Scott Engerson, city assessor, said two of the concerns raised by property owners in the near west side expansion were about equity as it relates to the amount of the proposed special assessment on manufacturing businesses and the cost of the proposed services.
“I think we can all be assured that the DID board seeks the highest level of services at the lowest cost possible,” said Engerson. “They have been doing this special assessment for services since 2001, and we believe those are being provided at the lowest cost possible,” said Engerson. “The DID renewal steering committee members began meeting on this in the spring of 2014 and there were three west side members.”
Engerson said one concern raised by property owners was the timing of the notification for enhanced service costs and “their ability to develop a business strategy for passing on those costs of special assessment.”
First Ward Commissioner Walt Gutowski suggested what “really broke things down” was there was not enough communication about the program.
Kris Larson, executive director of the DID board, was present to address additional concerns regarding a potential impact on the level of services provided.
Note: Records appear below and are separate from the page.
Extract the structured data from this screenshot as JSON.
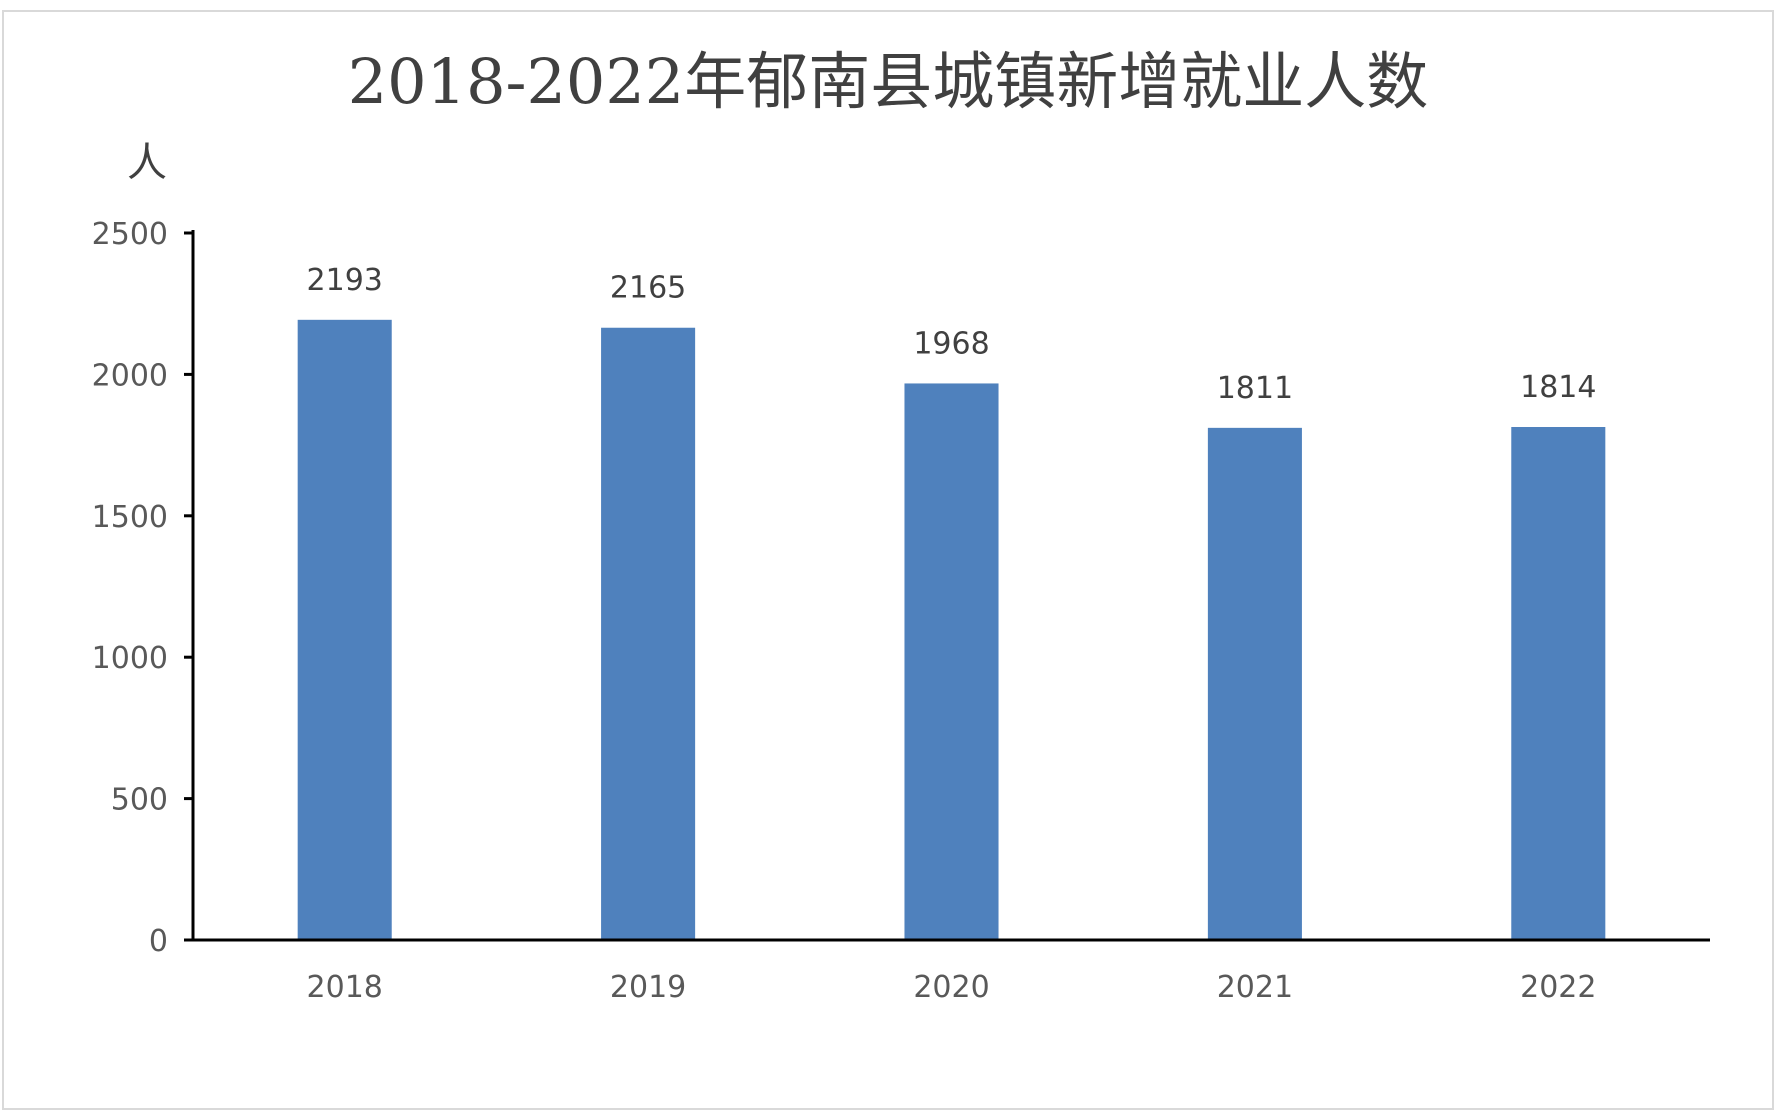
{
  "chart_data": {
    "type": "bar",
    "title": "2018-2022年郁南县城镇新增就业人数",
    "ylabel": "人",
    "xlabel": "",
    "categories": [
      "2018",
      "2019",
      "2020",
      "2021",
      "2022"
    ],
    "values": [
      2193,
      2165,
      1968,
      1811,
      1814
    ],
    "ylim": [
      0,
      2500
    ],
    "yticks": [
      0,
      500,
      1000,
      1500,
      2000,
      2500
    ],
    "data_labels": true,
    "grid": false,
    "legend": "none",
    "colors": {
      "bar": "#4F81BD",
      "axis": "#000000",
      "text": "#404040"
    }
  }
}
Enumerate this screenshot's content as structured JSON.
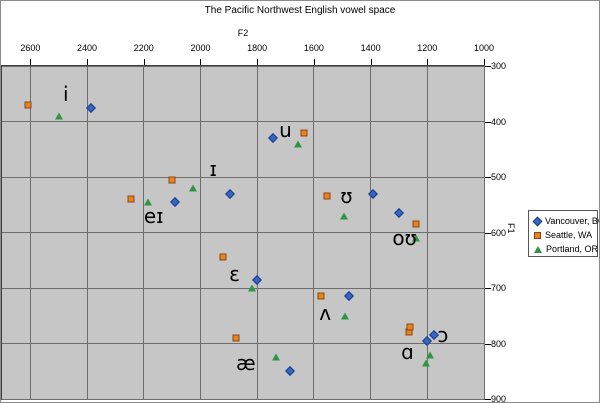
{
  "chart_data": {
    "type": "scatter",
    "title": "The Pacific Northwest English vowel space",
    "xlabel": "F2",
    "ylabel": "F1",
    "grid": true,
    "legend_position": "right",
    "x_axis": {
      "min": 1000,
      "max": 2700,
      "reversed": true,
      "ticks": [
        2600,
        2400,
        2200,
        2000,
        1800,
        1600,
        1400,
        1200,
        1000
      ]
    },
    "y_axis": {
      "min": 300,
      "max": 900,
      "reversed": true,
      "ticks": [
        300,
        400,
        500,
        600,
        700,
        800,
        900
      ]
    },
    "series": [
      {
        "name": "Vancouver, BC",
        "marker": "diamond",
        "color": "#3566c0",
        "edge_color": "#1c3a8e",
        "points": [
          {
            "vowel": "i",
            "f2": 2385,
            "f1": 375
          },
          {
            "vowel": "eɪ",
            "f2": 2090,
            "f1": 545
          },
          {
            "vowel": "ɪ",
            "f2": 1895,
            "f1": 530
          },
          {
            "vowel": "u",
            "f2": 1745,
            "f1": 430
          },
          {
            "vowel": "ʊ",
            "f2": 1390,
            "f1": 530
          },
          {
            "vowel": "oʊ",
            "f2": 1300,
            "f1": 565
          },
          {
            "vowel": "ɛ",
            "f2": 1800,
            "f1": 685
          },
          {
            "vowel": "ʌ",
            "f2": 1475,
            "f1": 715
          },
          {
            "vowel": "æ",
            "f2": 1685,
            "f1": 850
          },
          {
            "vowel": "ɑ",
            "f2": 1200,
            "f1": 795
          },
          {
            "vowel": "ɔ",
            "f2": 1175,
            "f1": 785
          }
        ]
      },
      {
        "name": "Seattle, WA",
        "marker": "square",
        "color": "#e8821e",
        "edge_color": "#8c4613",
        "points": [
          {
            "vowel": "i",
            "f2": 2610,
            "f1": 370
          },
          {
            "vowel": "eɪ",
            "f2": 2245,
            "f1": 540
          },
          {
            "vowel": "ɪ",
            "f2": 2100,
            "f1": 505
          },
          {
            "vowel": "u",
            "f2": 1635,
            "f1": 420
          },
          {
            "vowel": "ʊ",
            "f2": 1555,
            "f1": 535
          },
          {
            "vowel": "oʊ",
            "f2": 1240,
            "f1": 585
          },
          {
            "vowel": "ɛ",
            "f2": 1920,
            "f1": 645
          },
          {
            "vowel": "ʌ",
            "f2": 1575,
            "f1": 715
          },
          {
            "vowel": "æ",
            "f2": 1875,
            "f1": 790
          },
          {
            "vowel": "ɑ",
            "f2": 1265,
            "f1": 780
          },
          {
            "vowel": "ɔ",
            "f2": 1260,
            "f1": 770
          }
        ]
      },
      {
        "name": "Portland, OR",
        "marker": "triangle",
        "color": "#2e9642",
        "edge_color": "#1d5c2c",
        "points": [
          {
            "vowel": "i",
            "f2": 2500,
            "f1": 390
          },
          {
            "vowel": "eɪ",
            "f2": 2185,
            "f1": 545
          },
          {
            "vowel": "ɪ",
            "f2": 2025,
            "f1": 520
          },
          {
            "vowel": "u",
            "f2": 1655,
            "f1": 440
          },
          {
            "vowel": "ʊ",
            "f2": 1495,
            "f1": 570
          },
          {
            "vowel": "oʊ",
            "f2": 1240,
            "f1": 610
          },
          {
            "vowel": "ɛ",
            "f2": 1820,
            "f1": 700
          },
          {
            "vowel": "ʌ",
            "f2": 1490,
            "f1": 750
          },
          {
            "vowel": "æ",
            "f2": 1735,
            "f1": 825
          },
          {
            "vowel": "ɑ",
            "f2": 1205,
            "f1": 835
          },
          {
            "vowel": "ɔ",
            "f2": 1190,
            "f1": 820
          }
        ]
      }
    ],
    "vowel_labels": [
      {
        "text": "i",
        "f2": 2475,
        "f1": 350
      },
      {
        "text": "eɪ",
        "f2": 2165,
        "f1": 570
      },
      {
        "text": "ɪ",
        "f2": 1955,
        "f1": 485
      },
      {
        "text": "u",
        "f2": 1700,
        "f1": 415
      },
      {
        "text": "ʊ",
        "f2": 1485,
        "f1": 535
      },
      {
        "text": "oʊ",
        "f2": 1280,
        "f1": 610
      },
      {
        "text": "ɛ",
        "f2": 1880,
        "f1": 675
      },
      {
        "text": "ʌ",
        "f2": 1560,
        "f1": 745
      },
      {
        "text": "æ",
        "f2": 1840,
        "f1": 835
      },
      {
        "text": "ɑ",
        "f2": 1270,
        "f1": 815
      },
      {
        "text": "ɔ",
        "f2": 1145,
        "f1": 785
      }
    ]
  },
  "colors": {
    "plot_background": "#c6c6c6",
    "gridline": "#6e6e6e",
    "axis_line": "#000000",
    "vancouver_blue": "#3566c0",
    "seattle_orange": "#e8821e",
    "portland_green": "#2e9642"
  }
}
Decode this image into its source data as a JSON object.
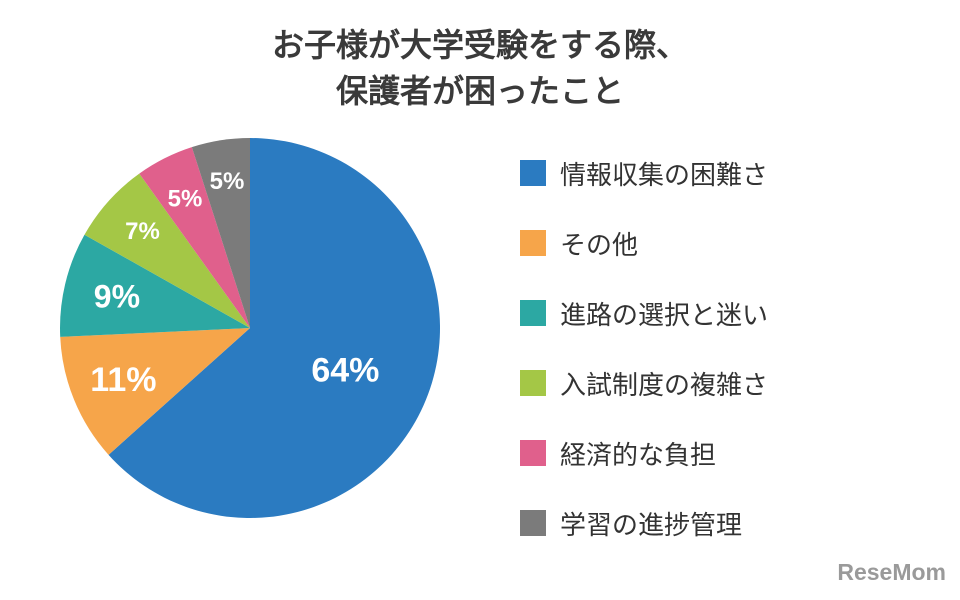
{
  "title_lines": [
    "お子様が大学受験をする際、",
    "保護者が困ったこと"
  ],
  "logo": "ReseMom",
  "chart_data": {
    "type": "pie",
    "title": "お子様が大学受験をする際、保護者が困ったこと",
    "slices": [
      {
        "label": "情報収集の困難さ",
        "value": 64,
        "value_label": "64%",
        "color": "#2b7bc1"
      },
      {
        "label": "その他",
        "value": 11,
        "value_label": "11%",
        "color": "#f6a54a"
      },
      {
        "label": "進路の選択と迷い",
        "value": 9,
        "value_label": "9%",
        "color": "#2ca8a3"
      },
      {
        "label": "入試制度の複雑さ",
        "value": 7,
        "value_label": "7%",
        "color": "#a4c746"
      },
      {
        "label": "経済的な負担",
        "value": 5,
        "value_label": "5%",
        "color": "#e0608c"
      },
      {
        "label": "学習の進捗管理",
        "value": 5,
        "value_label": "5%",
        "color": "#7b7b7b"
      }
    ],
    "start": "12 o'clock",
    "direction": "clockwise",
    "legend_position": "right"
  }
}
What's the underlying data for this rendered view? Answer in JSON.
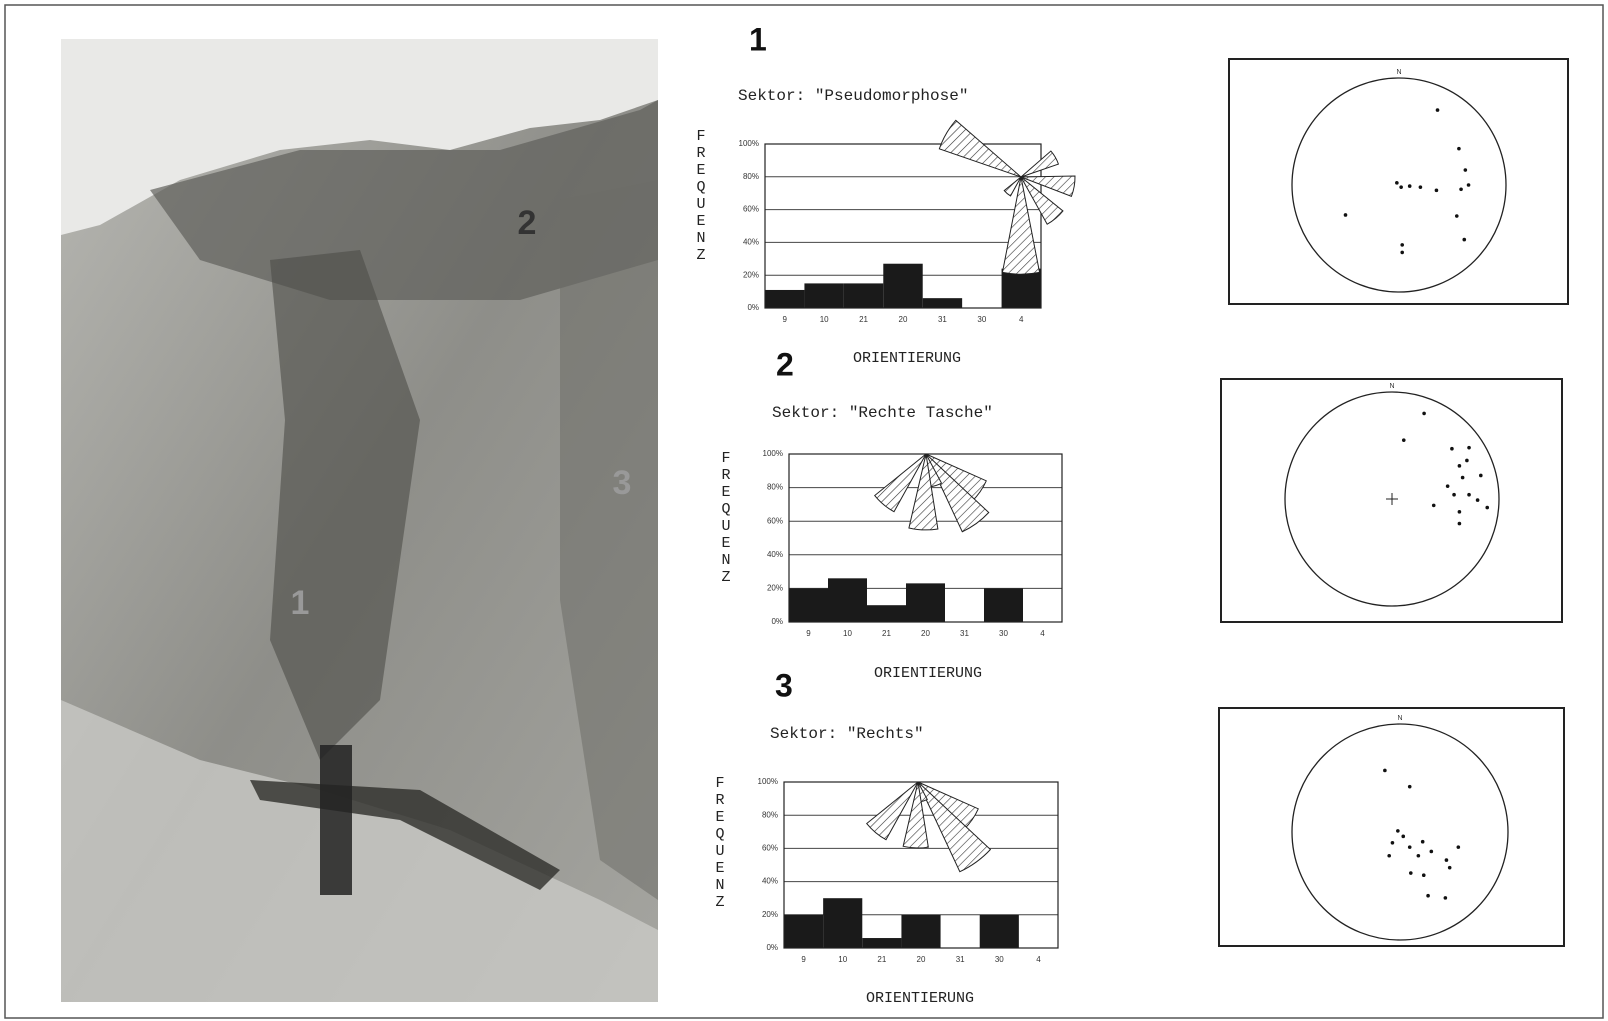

In response to the potential dilution of services based on the expanded boundaries, Larson said the DID is “most proud” about a number of cost savings that have been reallocated into services.
“With the shift in management from the Downtown Alliance to Downtown Grand Rapids Inc., we have been able to reduce overhead by 28 percent,” said Larson. “We are putting a lot less in the back-of-house costs associated with managing the program and returning those savings in the form of services.”
Larson also cited expense shifts such as holiday décor to the Downtown Development Authority, decreased rent by co-locating resources, and increasing the “amount and type of services in the downtown at large” by combining the Ambassador and Clean Team programs.
Due to some of the comments at the public hearing, certain properties were removed from the proposed 2015 Special Assessment District, according to the Oct. 27 resolution to the city. The expanded boundaries had included properties around Founders Brewery, The Rapid, Downtown Market and a portion of the near west side.
The assessment and contribution amount for FY2016 area-wide services was reduced from about $900,000 to about $879,000.
Nearly 70 percent of properties in the 2015 Special Assessment District are considered private taxable entities, 14 percent are public tax-exempt, 13 percent are private-tax, and 3 percent are multi-family residential.
Some of the enhanced services provided for all properties include litter pick-up, sidewalk sweeping and washing, seasonal decorations, expanded Downtown Ambassador service delivery, marketing and promotions, and program evaluation services.
“We have put a lot of energy and time into the whole process of expansion, making sure we had people from the expansion district involved in the process of bringing that in, and then looking at expanding our services,” said Bob Herr, board chair of the DID.
“In fact, we think we are doing more,” continued Herr. “One of our assessment payers said our budget only went up $40,000, but there were a lot of savings in other categories such as administrative costs that have brought those expenditures down. They have been re-spent in cleaning, maintenance and beautification.”
The Special Assessment Roll will be open for public inspection in the City Assessor’s Office from Nov. 30 through Dec. 11 and will be considered for adoption by the City Commission in January 2016.